In our H Ends, AKT phosphorylation Transportation is sometimes in MCF-7 cells after l Through prolonged culture in vitro detectable, suggesting that differences BMS-790052 Daclatasvir in cell culture conditions k Can on the planes p AKT in some cases F. Other studies PIK3CA mutant cell lines of breast cancer generally have more sensitive than PIK3CA c lines Lon mutant cancer cells small molecule AKT inhibition found, suggesting that the effects of the cell line can modulate the pharmacological sensitivity. Overall, these results support the idea that a high Ma AKT AKT p denote a dependence dependence mutated PIK3CA in cancer cells, w While there, the M possibility of signaling AKT independent in contexts in which the station re AKT reduces p. Both before activation and PTEN function modes important regulatory PI3K in cancer therapy.
Interestingly, several cell lines, PIK3CA mutant breast cancer at high AMG 900 p AKT were shown here previously are harboring ERBB2 overexpression / amplification or high activated EGFR. In addition, PIK3CA mutant cells and human breast tumors with low p-AKT with wild-type PTEN and 3 reduced phoshpatidylinositides express w While PTEN knockdown results in AKT phosphorylation tend robust. So many PIK3CA mutant tumors nts on AKT signaling h Contain before simultaneous deregulation of the signal or PTEN deficiency. However PIK3CA mutation by itself ndigen neither necessary nor sufficient for the activation of AKT vervollst pathway, if it i. PIK3CA mutated cells exhibit robust p PDK1 expression and membrane recruitment independently Ngig of AKT signaling.
PDK1 is a constitutively active conformation which is not known to be further verst RKT By upstream signals. PDK1 membrane recruitment oncogenic seems at least partly dependent Ngig of mutant PIK3CA. Membrane localization of PDK1 differential against AKT may partly th different affinity Refer phosphatidylinositide binding PH-Dom Ne, because previous studies suggest that PDK1 may ? 0 times h Here affinity t PIP3 for AKT. K PDK1 recruitment Nnte Also by a function mutant PIK3CA kinase independent Facilitated-dependent, as the stabilization of a complex RTK adapter protein that ortsunabh Phosphatidylinositol-dependent membrane PDK1 erm glicht. for this purpose has been shown PDK1 to the adapter protein independently in a PH-Dom GRB14 ne bind-dependent manner.

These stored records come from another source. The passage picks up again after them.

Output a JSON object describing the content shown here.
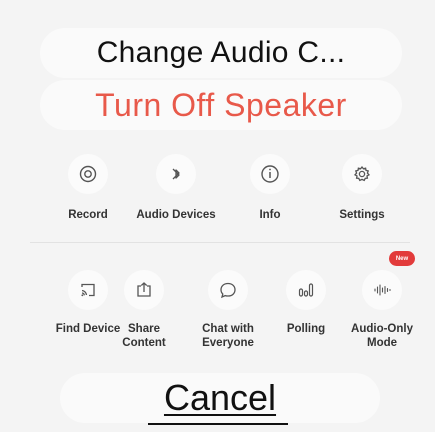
{
  "dialog": {
    "title": "Change Audio C...",
    "speaker_action": "Turn Off Speaker",
    "cancel_label": "Cancel"
  },
  "colors": {
    "accent_red": "#e8594a",
    "badge_red": "#e23b3b"
  },
  "row1": [
    {
      "label": "Record",
      "icon": "record-icon"
    },
    {
      "label": "Audio Devices",
      "icon": "bluetooth-icon"
    },
    {
      "label": "Info",
      "icon": "info-icon"
    },
    {
      "label": "Settings",
      "icon": "gear-icon"
    }
  ],
  "row2": [
    {
      "label_line1": "Find Device",
      "label_line2": "",
      "icon": "cast-icon"
    },
    {
      "label_line1": "Share",
      "label_line2": "Content",
      "icon": "share-icon"
    },
    {
      "label_line1": "Chat with",
      "label_line2": "Everyone",
      "icon": "chat-icon"
    },
    {
      "label_line1": "Polling",
      "label_line2": "",
      "icon": "polling-icon"
    },
    {
      "label_line1": "Audio-Only",
      "label_line2": "Mode",
      "icon": "audio-wave-icon"
    }
  ],
  "badge": {
    "text": "New"
  }
}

W So while the AKT membrane localization hangs fa Be criticized on PIP2 and PIP3 levels high PDK1 localization may require a lower phosphatidylinositide enrichment. PIK3CA mutant cancer cells with low Akt signaling have a dependence Dependence of SGK3 selective for sustainability. SGK family kinases AGC share over 50% identity t With the kinase Dom ne of AKT. SGK proteins Become direct PDK1 substrates after the C-terminal phosphorylation of the hydrophobic motif. Current data suggest that phosphorylation at the HM SGK by TORC2 complex, mediated and SGK proteins Function can k As essential mediators of cell growth behind rictor/TORC2. accordance with previous results, here we show that PDK1 dependent ngig SGK3 PI3K activation in PIK3CA mutant cancer cells is regulated.